Jenkins is a security vulnerability haven so keeping it off the Internet, especially with a small team wearing many hats, makes security issues with Jenkins less impactful, but then the process requires fragile practices like IP whitelisting (adding proxy may be a better solution).  Fixed...

And now the Terraform Jenkins job failed, what the… oh… the AWS provider SSL cert changed and terraform's patch version is out of date (it’s still on terraform 0.11 but let’s ignore that for now), have to update that on Jenkins server too. Fixed...
Jenkins Integration, Unit, and Style tests passed!

Yay!! Packer created the AMI correctly, let’s deploy! ..

But there’s more debt

Passenger, Please Be Seated

CodeDeploy deployed but Passenger is not running 🤔 ... oh damn, looks like some things changed in the new version of Passenger on Ubuntu 18.04 LTS, let's remove passenger-dev and add libnginx-mod-http-passenger (why didn’t this come up in dev, oh yeah, using Puma in dev… But why, never mind, focus, look into that later).
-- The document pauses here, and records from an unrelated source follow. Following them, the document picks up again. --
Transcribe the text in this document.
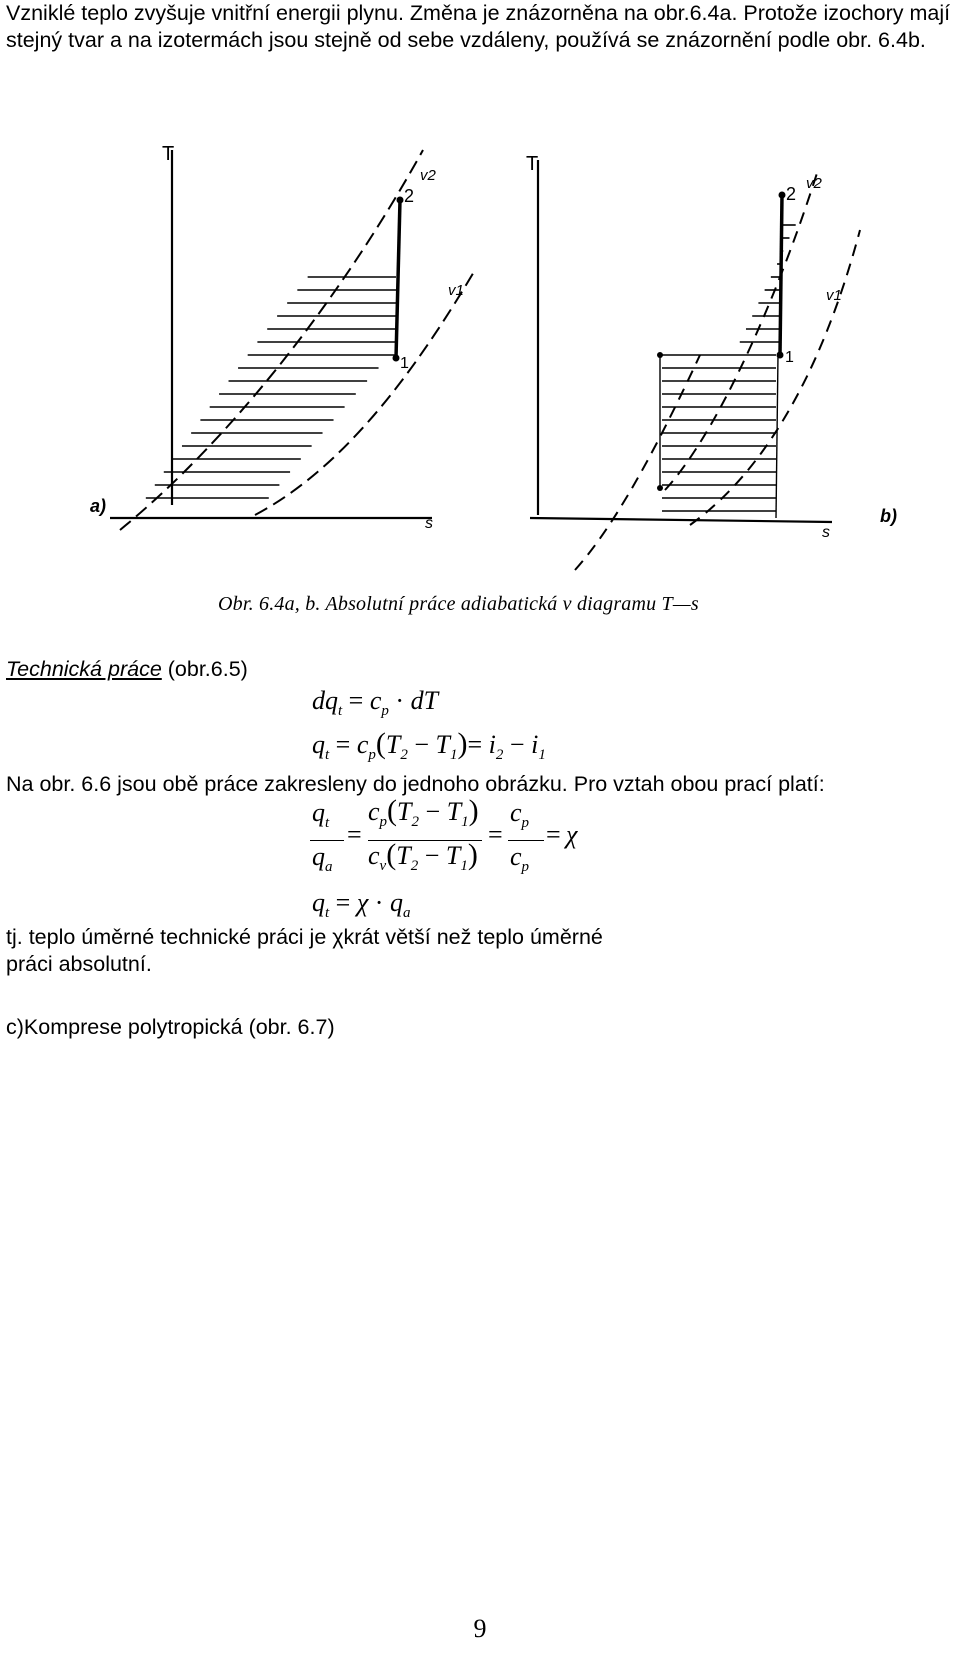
Vzniklé teplo zvyšuje vnitřní energii plynu. Změna je znázorněna na obr.6.4a. Protože izochory mají stejný tvar a na izotermách jsou stejně od sebe vzdáleny, používá se znázornění podle obr. 6.4b.

T
v2
v1
2
1
a)
s
T
v2
v1
2
1
b)
s
Obr. 6.4a, b. Absolutní práce adiabatická v diagramu T—s
Technická práce (obr.6.5)
$dq_t = c_p$ · dT
$q_t = c_p(T_2 - T_1)= i_2 - i_1$
Na obr. 6.6 jsou obě práce zakresleny do jednoho obrázku. Pro vztah obou prací platí:
$q_t$
$q_a$
=
$c_p(T_2 - T_1)$
$c_v(T_2 - T_1)$
=
$c_p$
$c_p$
= χ
$q_t = \chi \cdot q_a$

tj. teplo úměrné technické práci je χkrát větší než teplo úměrné práci absolutní.

c)Komprese polytropická (obr. 6.7)
9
Fixed

Oh Maria, Maria

New AMI, here we go...
🤬 ️ ‼️
MySQL gem is causing a  segfault!!!

mysql2-0.3.21/lib/mysql2/mysql2.so: [BUG] Segmentation fault at 0x00000000000000

Kill me, seriously WTF!

Okay............ I see... it's related to this MySQL dev gem.
Apparently need to use the MariaDB dev package in 18.04, then install the mysql2 gem. Fine!

  • OUT libmysqlclient-dev
  • IN libmariadbclient-dev

SUCCESS

FINALLY 🤩 💥💥💥💥  🙌  🥳

People don’t always  appreciate the things that go on behind the scenes 'in the kitchen'. You might not get recognized for ‘heroic’ efforts to get the food, ahem 🍷, out to the tables but it’s still a win and you need to note these little triumphs.